The probe did not turn up images of bestiality, according to the affidavit, but did reveal a shocking trove of child pornography. The images were of boys and girls, some as young as 9, including several videos that appeared to have been made at Taylor’s home at that time and at former homes. There is no indication any of the victims had been involved with the foundation.

Those videos included separate images of three young girls, between the ages of 11 and 16, in a bathroom. The girls were nude, the affidavit said. Another video depicted a young boy in the bathroom, also nude. There were other videos of some of the same children nude in a bedroom.

When detectives interviewed Taylor, he admitted using a clock-radio containing a hidden camera to record activity in his homes.

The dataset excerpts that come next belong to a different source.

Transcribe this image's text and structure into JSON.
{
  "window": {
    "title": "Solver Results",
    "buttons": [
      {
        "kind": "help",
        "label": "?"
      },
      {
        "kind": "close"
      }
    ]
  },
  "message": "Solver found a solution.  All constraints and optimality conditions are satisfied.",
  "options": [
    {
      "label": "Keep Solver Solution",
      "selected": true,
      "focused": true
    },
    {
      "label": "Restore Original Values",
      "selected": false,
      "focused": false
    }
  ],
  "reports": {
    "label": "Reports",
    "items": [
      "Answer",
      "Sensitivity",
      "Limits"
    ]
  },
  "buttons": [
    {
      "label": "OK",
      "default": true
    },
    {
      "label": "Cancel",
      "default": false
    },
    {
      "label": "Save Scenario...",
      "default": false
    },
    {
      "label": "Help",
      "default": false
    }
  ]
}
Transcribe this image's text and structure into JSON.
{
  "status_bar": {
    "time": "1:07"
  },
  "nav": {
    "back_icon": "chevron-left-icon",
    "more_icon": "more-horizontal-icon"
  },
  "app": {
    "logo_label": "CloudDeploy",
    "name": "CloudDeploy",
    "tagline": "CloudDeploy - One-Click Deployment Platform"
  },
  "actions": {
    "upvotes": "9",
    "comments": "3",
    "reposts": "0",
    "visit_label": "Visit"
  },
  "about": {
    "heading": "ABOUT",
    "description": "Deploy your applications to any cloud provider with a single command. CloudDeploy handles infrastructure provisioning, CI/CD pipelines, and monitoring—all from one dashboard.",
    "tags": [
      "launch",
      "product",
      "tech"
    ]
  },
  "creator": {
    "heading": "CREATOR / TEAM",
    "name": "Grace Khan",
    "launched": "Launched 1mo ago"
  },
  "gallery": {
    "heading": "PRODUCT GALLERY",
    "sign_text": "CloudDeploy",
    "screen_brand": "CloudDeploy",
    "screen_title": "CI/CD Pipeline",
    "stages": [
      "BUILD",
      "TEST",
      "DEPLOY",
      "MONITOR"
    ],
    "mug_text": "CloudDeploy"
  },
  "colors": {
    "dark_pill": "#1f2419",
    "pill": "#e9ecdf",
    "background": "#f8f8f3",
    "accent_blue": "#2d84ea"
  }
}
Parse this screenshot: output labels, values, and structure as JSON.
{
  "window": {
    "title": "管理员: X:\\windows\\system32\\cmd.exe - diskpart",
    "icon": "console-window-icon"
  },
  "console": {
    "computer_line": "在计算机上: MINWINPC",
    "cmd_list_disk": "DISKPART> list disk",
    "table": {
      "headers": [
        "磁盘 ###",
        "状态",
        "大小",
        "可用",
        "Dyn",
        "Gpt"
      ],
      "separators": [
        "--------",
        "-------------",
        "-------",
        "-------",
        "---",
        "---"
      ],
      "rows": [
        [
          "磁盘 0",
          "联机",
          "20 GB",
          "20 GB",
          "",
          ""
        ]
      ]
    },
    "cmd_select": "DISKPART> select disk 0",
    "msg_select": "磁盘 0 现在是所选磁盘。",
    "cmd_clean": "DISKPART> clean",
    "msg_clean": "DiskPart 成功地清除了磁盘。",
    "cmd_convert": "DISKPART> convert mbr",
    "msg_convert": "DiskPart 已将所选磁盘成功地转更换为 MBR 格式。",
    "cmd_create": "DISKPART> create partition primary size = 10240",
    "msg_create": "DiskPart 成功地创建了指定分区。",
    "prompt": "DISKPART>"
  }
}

In all, the court document said, police reported recovering from computers and digital storage devices “over 500 videos,” which were produced between about September 2012 and January 2015. They also recovered text documents containing “stories about bestiality and incest.”

“The content is consistent,” the affidavit said, “with the purpose of the original investigation of bestiality and with a sexual interest and attraction to children.”

In the affidavit, the investigating detective described a drive in which “videos of child pornography and child erotica were recovered.” On that thumb drive, investigators also found “documents related to (Taylor’s) employment as director" of Fogle's foundation.

Some of the evidence used against Fogle came from the case against Taylor. Building the case against Fogle, prosecutors said, involved examining more than 235,000 text messages, emails, images and videos — more than 5,700 gigabytes in all. Some of that was "commercial" child porn.

But some of the pornographic material Taylor allegedly produced also was shared with Fogle. Court documents say Fogle and Taylor even discussed some of the children in the images by name.

Prosecutors said that when Fogle first learned about Taylor's secret video recordings, in 2011, he chose his own illicit desires over the fate of the victims.